黄色いスイカのレジェンド「金色羅皇」と種無しの寵児「ブラックジャック」。この2つのスイカ品種の血筋を受け継いだスイカ界の革命児が、2025年に本格デビューを果たした。その名も「ゴールデンジャック」。ぜひその新時代の味わいをご賞味あれ!
スイカ栽培4千年の歴史。それは絶え間ない品種改良の繰り返し。ケニアに残る原種に近いスイカは殆ど甘くなく、苦味と渋みがある白い果肉。それが世界中で改良され、日本では 『赤いスイカが美味』 の認識が定着した。さらに、故・木原均博士のゲノム研究で種無しスイカも生まれた。しかし、栽培効率が悪い種無しは、値段が高い割に味が良くないから、同様に味が良くない黄色いスイカとともに、不遇の時代が続いた。
草勢が強い。すなわち、植物としてパワフルで自分の成長に明け暮れる品種は、子供を作る(着果)のが難しい。黄色いスイカ界の王者 金色羅皇も草勢が強い。
染色体が3倍体と数が多いブラックジャックは、生殖機能に問題がある分、さらにパワフルで上質な実をならせるのが難しい。そんな暴れ馬を調教し、圧巻のレース運びを可能にしたのが、ナント種苗(株)の宇野氏。10数年の研究によって、強烈なパワーを操縦するノウハウが確立したと言える。

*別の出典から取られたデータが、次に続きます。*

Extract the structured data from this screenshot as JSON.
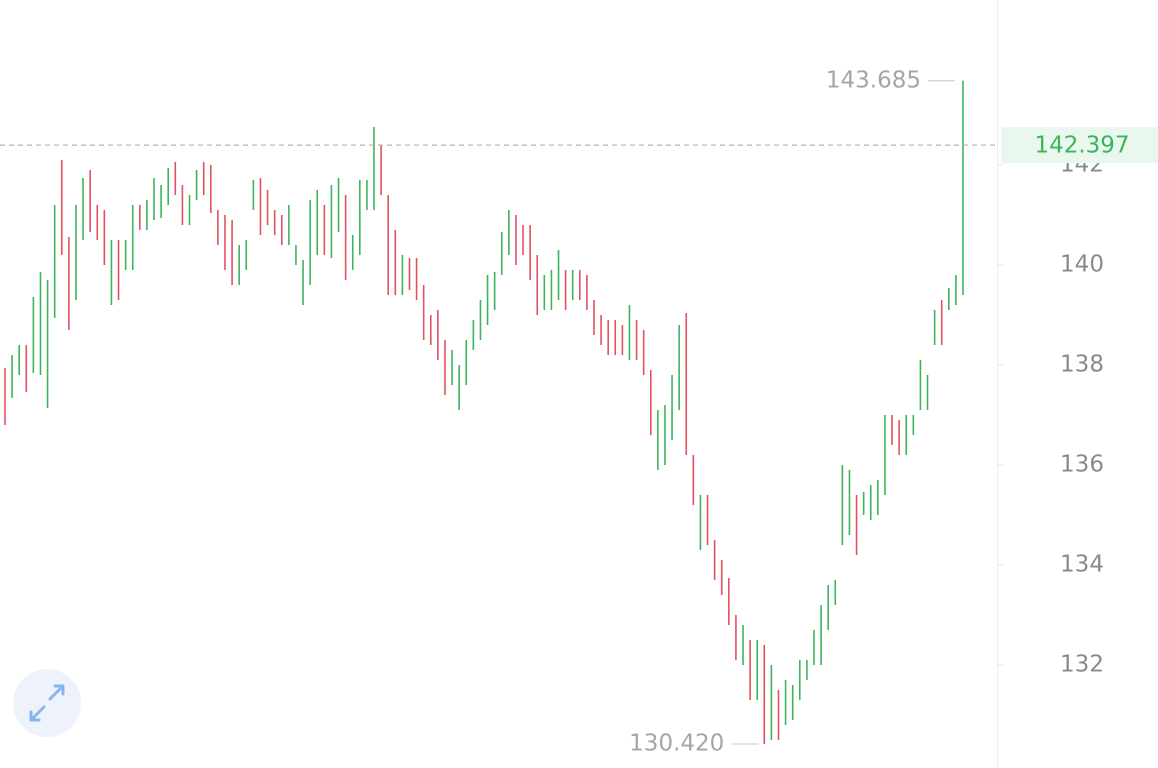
{
  "chart_data": {
    "type": "hilo",
    "high": [
      137.94,
      138.2,
      138.4,
      138.4,
      139.36,
      139.86,
      139.7,
      141.2,
      142.1,
      140.56,
      141.2,
      141.74,
      141.9,
      141.2,
      141.1,
      140.5,
      140.5,
      140.5,
      141.2,
      141.2,
      141.3,
      141.74,
      141.6,
      141.94,
      142.06,
      141.6,
      141.4,
      141.9,
      142.06,
      142,
      141.1,
      141,
      140.9,
      140.4,
      140.5,
      141.7,
      141.74,
      141.5,
      141.1,
      141,
      141.2,
      140.4,
      140.1,
      141.3,
      141.5,
      141.2,
      141.6,
      141.74,
      141.4,
      140.6,
      141.7,
      141.7,
      142.76,
      142.4,
      141.4,
      140.7,
      140.2,
      140.14,
      140.14,
      139.6,
      139,
      139.1,
      138.5,
      138.3,
      138,
      138.5,
      138.9,
      139.3,
      139.8,
      139.86,
      140.66,
      141.1,
      141,
      140.8,
      140.8,
      140.2,
      139.8,
      139.9,
      140.3,
      139.9,
      139.9,
      139.9,
      139.8,
      139.3,
      139,
      138.9,
      138.9,
      138.8,
      139.2,
      138.9,
      138.7,
      137.9,
      137.1,
      137.2,
      137.8,
      138.8,
      139.04,
      136.2,
      135.4,
      135.4,
      134.5,
      134.1,
      133.74,
      133,
      132.8,
      132.5,
      132.5,
      132.4,
      132,
      131.5,
      131.7,
      131.6,
      132.1,
      132.1,
      132.7,
      133.2,
      133.6,
      133.7,
      136,
      135.9,
      135.4,
      135.46,
      135.6,
      135.7,
      137,
      137,
      136.9,
      137,
      137,
      138.1,
      137.8,
      139.1,
      139.3,
      139.54,
      139.8,
      143.685
    ],
    "low": [
      136.8,
      137.34,
      137.8,
      137.46,
      137.84,
      137.8,
      137.14,
      138.94,
      140.2,
      138.7,
      139.3,
      140.5,
      140.66,
      140.5,
      140,
      139.2,
      139.3,
      139.9,
      139.9,
      140.7,
      140.7,
      140.9,
      140.94,
      141.2,
      141.4,
      140.8,
      140.8,
      141.3,
      141.4,
      141.04,
      140.4,
      139.9,
      139.6,
      139.6,
      139.9,
      141.1,
      140.6,
      140.8,
      140.6,
      140.4,
      140.4,
      140,
      139.2,
      139.6,
      140.2,
      140.2,
      140.14,
      140.66,
      139.7,
      139.9,
      140.2,
      141.1,
      141.1,
      141.4,
      139.4,
      139.4,
      139.4,
      139.5,
      139.3,
      138.5,
      138.4,
      138.1,
      137.4,
      137.6,
      137.1,
      137.6,
      138.3,
      138.5,
      138.8,
      139.1,
      139.8,
      140.2,
      140,
      140.2,
      139.7,
      139,
      139.1,
      139.1,
      139.3,
      139.1,
      139.3,
      139.3,
      139.1,
      138.6,
      138.4,
      138.2,
      138.2,
      138.2,
      138.1,
      138.1,
      137.8,
      136.6,
      135.9,
      136,
      136.5,
      137.1,
      136.2,
      135.2,
      134.3,
      134.4,
      133.7,
      133.4,
      132.8,
      132.1,
      132,
      131.3,
      131.3,
      130.42,
      130.5,
      130.5,
      130.8,
      130.9,
      131.3,
      131.7,
      132,
      132,
      132.7,
      133.2,
      134.4,
      134.6,
      134.2,
      135,
      134.9,
      135,
      135.4,
      136.4,
      136.2,
      136.2,
      136.6,
      137.1,
      137.1,
      138.4,
      138.4,
      139.1,
      139.2,
      139.4
    ],
    "direction": [
      "down",
      "up",
      "up",
      "down",
      "up",
      "up",
      "up",
      "up",
      "down",
      "down",
      "up",
      "up",
      "down",
      "down",
      "down",
      "up",
      "down",
      "up",
      "up",
      "down",
      "up",
      "up",
      "up",
      "up",
      "down",
      "down",
      "up",
      "up",
      "down",
      "down",
      "down",
      "down",
      "down",
      "up",
      "up",
      "up",
      "down",
      "down",
      "down",
      "down",
      "up",
      "up",
      "up",
      "up",
      "up",
      "down",
      "up",
      "up",
      "down",
      "up",
      "up",
      "up",
      "up",
      "down",
      "down",
      "down",
      "up",
      "down",
      "down",
      "down",
      "down",
      "down",
      "down",
      "up",
      "up",
      "up",
      "up",
      "up",
      "up",
      "up",
      "up",
      "up",
      "down",
      "down",
      "down",
      "down",
      "up",
      "up",
      "up",
      "down",
      "up",
      "down",
      "down",
      "down",
      "down",
      "down",
      "down",
      "down",
      "up",
      "down",
      "down",
      "down",
      "up",
      "up",
      "up",
      "up",
      "down",
      "down",
      "up",
      "down",
      "down",
      "down",
      "down",
      "down",
      "up",
      "down",
      "up",
      "down",
      "up",
      "down",
      "up",
      "up",
      "up",
      "up",
      "up",
      "up",
      "up",
      "up",
      "up",
      "up",
      "down",
      "up",
      "up",
      "up",
      "up",
      "down",
      "down",
      "up",
      "up",
      "up",
      "up",
      "up",
      "down",
      "up",
      "up",
      "up"
    ],
    "colors": {
      "up": "#3cb55a",
      "down": "#e4505e"
    },
    "high_label": "143.685",
    "low_label": "130.420",
    "last_price": 142.397,
    "last_price_color": "#3cb55a",
    "ylim": [
      129.94,
      145.3
    ],
    "yticks": [
      132,
      134,
      136,
      138,
      140,
      142
    ]
  }
}
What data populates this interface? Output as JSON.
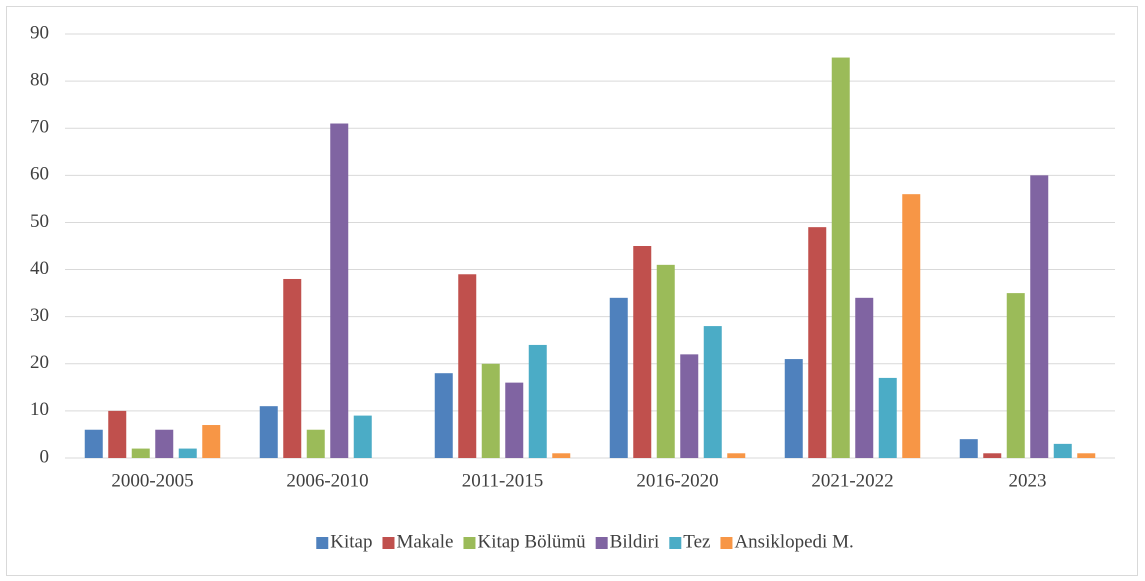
{
  "chart_data": {
    "type": "bar",
    "categories": [
      "2000-2005",
      "2006-2010",
      "2011-2015",
      "2016-2020",
      "2021-2022",
      "2023"
    ],
    "series": [
      {
        "name": "Kitap",
        "color": "#4f81bd",
        "values": [
          6,
          11,
          18,
          34,
          21,
          4
        ]
      },
      {
        "name": "Makale",
        "color": "#c0504d",
        "values": [
          10,
          38,
          39,
          45,
          49,
          1
        ]
      },
      {
        "name": "Kitap Bölümü",
        "color": "#9bbb59",
        "values": [
          2,
          6,
          20,
          41,
          85,
          35
        ]
      },
      {
        "name": "Bildiri",
        "color": "#8064a2",
        "values": [
          6,
          71,
          16,
          22,
          34,
          60
        ]
      },
      {
        "name": "Tez",
        "color": "#4bacc6",
        "values": [
          2,
          9,
          24,
          28,
          17,
          3
        ]
      },
      {
        "name": "Ansiklopedi M.",
        "color": "#f79646",
        "values": [
          7,
          0,
          1,
          1,
          56,
          1
        ]
      }
    ],
    "ylim": [
      0,
      90
    ],
    "yticks": [
      0,
      10,
      20,
      30,
      40,
      50,
      60,
      70,
      80,
      90
    ],
    "grid": true,
    "legend": "bottom"
  }
}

栽培がしやすく、糖度14度超を狙え、大玉で、果肉も質が良く、種無しの黄色いスイカの概念を打ち破る新品種。スイカ農家にとって夢のような品種。
そうは言っても、2025年に本格デビューの新品種だから、まだまだ、栽培ノウハウが確立しているとは言い難い。全ての新しい農作物の品種に共通して言えるのは、土地による環境の違い、年度による気候の違いなど、様々な前提条件の違いの中、年に一度しか栽培できない新種は、腕の良い農業者でないと結果を出すのが難しい。
今回は品種開発したナント種苗初の認定スイカ生産者である、大分県日田市のヒタントが栽培する限定品。この品種をうまく作れる生産者は、現時点では殆どいない。
一般入手困難な凄い種無し黄色スイカ!スイカ好き必食の逸品だ。